May 14, 2012, by Tom Chandler 11 comments
Snow drifts mean no fishing this stream...

No matter how much we stared at them, the snow drifts covering the road refused to melt.

I wasn’t really surprised; in this part of the world, the snow level is currently around 5500 feet. But you know, this road and this pass were going to be different. Then we rolled around the corner just past 5400′ and the dream of being the first into a small alpine stream died.

Snow drifts mean no fishing this stream...

The moment hope died...

 

Every time this happens I go through the usual stages; denial, anger, bargaining, depression over the lack of realtime satellite intel and finally, acceptance.

Usually, I don’t reach acceptance quickly. For a minute, I knew — despite the old tires — the Bronco could blow through the drifts, but even my fevered brain couldn’t ignore another set of *deeper* drifts waiting up ahead, and many more after that.

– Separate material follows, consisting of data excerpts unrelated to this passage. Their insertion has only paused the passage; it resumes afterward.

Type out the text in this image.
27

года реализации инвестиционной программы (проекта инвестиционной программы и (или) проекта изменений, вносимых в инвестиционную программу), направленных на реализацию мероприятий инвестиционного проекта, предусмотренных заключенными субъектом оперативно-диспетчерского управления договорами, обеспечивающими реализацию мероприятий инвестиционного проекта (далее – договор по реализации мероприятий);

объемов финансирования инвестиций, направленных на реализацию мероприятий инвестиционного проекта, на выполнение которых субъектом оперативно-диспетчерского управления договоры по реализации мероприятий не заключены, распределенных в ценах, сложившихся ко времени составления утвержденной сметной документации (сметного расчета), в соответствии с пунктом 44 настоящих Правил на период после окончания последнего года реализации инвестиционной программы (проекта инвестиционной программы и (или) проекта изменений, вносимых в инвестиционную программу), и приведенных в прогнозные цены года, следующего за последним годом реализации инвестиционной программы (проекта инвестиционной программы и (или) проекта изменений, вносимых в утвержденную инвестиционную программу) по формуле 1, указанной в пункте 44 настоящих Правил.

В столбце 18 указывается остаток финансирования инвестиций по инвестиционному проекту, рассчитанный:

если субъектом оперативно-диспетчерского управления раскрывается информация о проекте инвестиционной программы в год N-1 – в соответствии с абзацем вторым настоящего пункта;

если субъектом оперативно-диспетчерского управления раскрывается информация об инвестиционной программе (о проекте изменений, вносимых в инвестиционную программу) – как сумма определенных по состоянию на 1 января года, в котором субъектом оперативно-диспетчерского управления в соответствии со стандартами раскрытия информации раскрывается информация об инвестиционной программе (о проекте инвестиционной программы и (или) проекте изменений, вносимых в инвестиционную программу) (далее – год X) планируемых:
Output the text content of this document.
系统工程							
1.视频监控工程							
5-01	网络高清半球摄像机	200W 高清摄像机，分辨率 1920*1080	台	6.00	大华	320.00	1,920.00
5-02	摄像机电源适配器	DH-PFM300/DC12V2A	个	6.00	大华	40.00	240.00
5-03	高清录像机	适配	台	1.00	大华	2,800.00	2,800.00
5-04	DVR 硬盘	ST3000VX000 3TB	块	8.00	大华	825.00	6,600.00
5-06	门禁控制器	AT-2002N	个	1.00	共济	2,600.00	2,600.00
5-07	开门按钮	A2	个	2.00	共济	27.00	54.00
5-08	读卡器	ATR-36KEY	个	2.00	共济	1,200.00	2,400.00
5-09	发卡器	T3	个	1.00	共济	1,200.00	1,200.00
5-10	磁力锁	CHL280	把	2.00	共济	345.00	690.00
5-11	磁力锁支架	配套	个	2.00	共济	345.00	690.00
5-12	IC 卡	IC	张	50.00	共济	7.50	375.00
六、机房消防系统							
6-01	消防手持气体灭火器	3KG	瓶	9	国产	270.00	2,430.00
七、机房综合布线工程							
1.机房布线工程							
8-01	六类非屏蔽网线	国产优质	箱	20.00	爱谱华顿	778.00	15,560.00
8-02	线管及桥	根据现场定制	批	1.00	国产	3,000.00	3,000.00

I pointed at the medium-sized streams of water running down the road and said “two weeks” and Older Bro nodded, though we both know it’s still just an attempt at grownup behavior.

That’s still too early to expect to make it into this stream, even given the light snow year.

Fortunately, our backup stream fished beautifully, and:

  • We caught pretty brown trout on dry flies
  • We tested a new fly rod against an old favorite (and arrived at opposite conclusions)
  • I firmed up a wader review (coming soon)
  • The “new” water I first fished last trip fished nicely again

Unfortunately, because were a little reluctant to walk away from catchable fish, we got to our Highly Experimental Stretch Of A Creek That Should Fish Great But Hasn’t a little late. This is the water that we’ve now fished (admittedly briefly) three times, yet despite looking absolutely perfect, it has yet to give up a single fish.

Or even a take.

We’ve crafted a whole series of worthwhile excuses for it — and I’ll be back again sometime soon — but after a while, you start to wonder about the nature of reality.

If a damned trout would just eat a dry fly, the universe would snap right back into its proper place.

Until then, everything feels just a tiny bit out of true, and I suspect it will remain so until I go back and invest a couple hours in the place, figuring it out or writing it off.

More to come as I get things written for my clients, Tom Chandler.

Fly Fishing As An Intelligence Gathering Exercise

February 23, 2012, by Tom Chandler 10 comments
A small stream found in the off season

“I love Google Earth. It saves us during the winter.” (Older Bro, Blueliner)

At the L&T’s recent birthday party (39, and leave it at that), I found myself talking to an avid hiker — one of those people who wander all over the backcountry, but don’t think to bring along a fly rod.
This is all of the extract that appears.